Command Line Options:
   Reference Haplotypes : --refHaps [], --passOnly
      Target Haplotypes : --haps []
      Output Parameters : --processReference, --prefix [Minimac3.Output],
                          --updateModel, --nobgzip, --doseOutput, --hapOutput,
                          --format [GT,DS]
      Subset Parameters : --chr [], --start, --end, --window
    Starting Parameters : --rec [], --err []
  Estimation Parameters : --rounds [5], --states [200]
       Other Parameters : --help, --cpus [1], --params
              PhoneHome : --noPhoneHome, --phoneHomeThinning [50]

Detailed Usage

The most typically used parameter options are explained below. See wiki page on Examples and subsection below for detailed list of available options.

Reference Haplotypes

"--refHaps" denotes the main input reference file could either be a VCF file or M3VCF file. No handle is necessary for denoting type of file, program will detect it itself.

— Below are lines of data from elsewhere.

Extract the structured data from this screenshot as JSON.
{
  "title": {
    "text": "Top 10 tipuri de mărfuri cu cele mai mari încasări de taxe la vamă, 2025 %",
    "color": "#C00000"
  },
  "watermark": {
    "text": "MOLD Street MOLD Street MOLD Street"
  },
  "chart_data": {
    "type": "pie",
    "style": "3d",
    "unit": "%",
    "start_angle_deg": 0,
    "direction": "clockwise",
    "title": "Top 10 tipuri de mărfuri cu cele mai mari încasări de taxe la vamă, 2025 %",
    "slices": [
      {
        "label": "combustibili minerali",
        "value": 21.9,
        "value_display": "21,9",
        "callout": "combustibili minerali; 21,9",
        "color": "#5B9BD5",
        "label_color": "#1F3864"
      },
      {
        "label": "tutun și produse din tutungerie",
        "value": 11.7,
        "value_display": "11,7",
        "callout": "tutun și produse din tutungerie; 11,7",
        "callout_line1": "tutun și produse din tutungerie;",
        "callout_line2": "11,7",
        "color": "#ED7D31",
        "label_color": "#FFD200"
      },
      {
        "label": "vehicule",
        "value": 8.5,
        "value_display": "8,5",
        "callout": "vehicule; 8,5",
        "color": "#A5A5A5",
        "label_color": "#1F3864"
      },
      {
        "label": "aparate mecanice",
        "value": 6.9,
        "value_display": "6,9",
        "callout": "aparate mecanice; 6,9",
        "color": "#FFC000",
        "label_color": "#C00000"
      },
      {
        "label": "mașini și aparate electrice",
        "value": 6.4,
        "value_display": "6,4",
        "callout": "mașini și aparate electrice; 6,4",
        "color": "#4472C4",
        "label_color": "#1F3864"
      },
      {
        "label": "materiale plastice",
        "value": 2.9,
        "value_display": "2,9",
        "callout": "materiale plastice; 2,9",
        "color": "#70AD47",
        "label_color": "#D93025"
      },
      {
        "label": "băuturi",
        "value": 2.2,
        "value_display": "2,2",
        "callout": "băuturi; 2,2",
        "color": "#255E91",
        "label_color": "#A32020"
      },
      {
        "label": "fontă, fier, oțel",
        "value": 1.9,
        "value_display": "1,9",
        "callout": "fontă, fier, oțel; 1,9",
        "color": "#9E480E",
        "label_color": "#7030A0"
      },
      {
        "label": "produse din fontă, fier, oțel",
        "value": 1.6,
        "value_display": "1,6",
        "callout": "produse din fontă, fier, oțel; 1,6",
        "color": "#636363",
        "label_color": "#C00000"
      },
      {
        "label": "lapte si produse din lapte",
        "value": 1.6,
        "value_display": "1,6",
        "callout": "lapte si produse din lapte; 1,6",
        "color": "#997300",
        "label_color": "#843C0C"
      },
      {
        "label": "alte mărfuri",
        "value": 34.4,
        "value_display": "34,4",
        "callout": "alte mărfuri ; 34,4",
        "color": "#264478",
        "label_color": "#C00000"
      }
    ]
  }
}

Minimac3 can handle both VCF files or M3VCF files as input for the reference panel. The program can itself identify the type of file, and no handle is necessary for that. M3VCF files are customized files created by Minimac3 (possibly in some previous run) that stores large reference panels in a compact form so as to save memory and computation time involved in reading large files. M3VCF files must be generated in some previous run of Minimac3 and can be saved and used in later runs for faster loading of data. See section on M3VCF files and examples below on how to use them.

Target Haplotypes

"--haps" denotes the main input target file which has to be a VCF file (.vcf or .vcf.gz). The extensions are not mandatory.

Minimac3 can handle only VCF files as input for the target/gwas data. Note that input VCF files would be automatically assumed to be pre-phased. Markers which are in the target panel and NOT in the reference panel would be excluded from the output files. User must merge these extra markers back to the original data in order to analyze them. See examples below.

Output Files

"--prefix" denotes the prefix for the output files (By default: Minimac3.Output)

Minimac3 can output files in both VCF format and .dose format (usual minimac output format). By default, Minimac3 will only output in VCF format and users must use the handle --doseOutput to output in .dose format or the handle --hapOutput to output dosage data in phased format. VCF files can store dosage data only in the following formats:

  • DS : Estimated alternate allele dosage (default).
  • GT : Estimated most likely genotype (default).
  • GP : Estimated posterior genotype probabilities (use handle --format GP).

The handle --processReference is used to ONLY convert reference panels from VCF format to M3VCF format (and save parameter estimates). NO imputation will be performed and thus NO target/gwas haplotypes are required. However, by default, parameter estimation will be done using the reference panel and the estimates will be saved in the M3VCF files. Users should use --rounds 0 in order to opt out of parameter estimation and only compress the reference panel and save it as a M3VCF file. See examples and the list of options below for further details.

[NOTE: If parameter estimates are found in M3VCF files, Minimac3 will automatically use them for imputation. Users should use handle --updateModel in order to update the parameter estimates using the target/gwas panel as well. However, this is NOT necessary in most cases, unless the user has strong reasons to believe that this might increase the imputation accuracy.]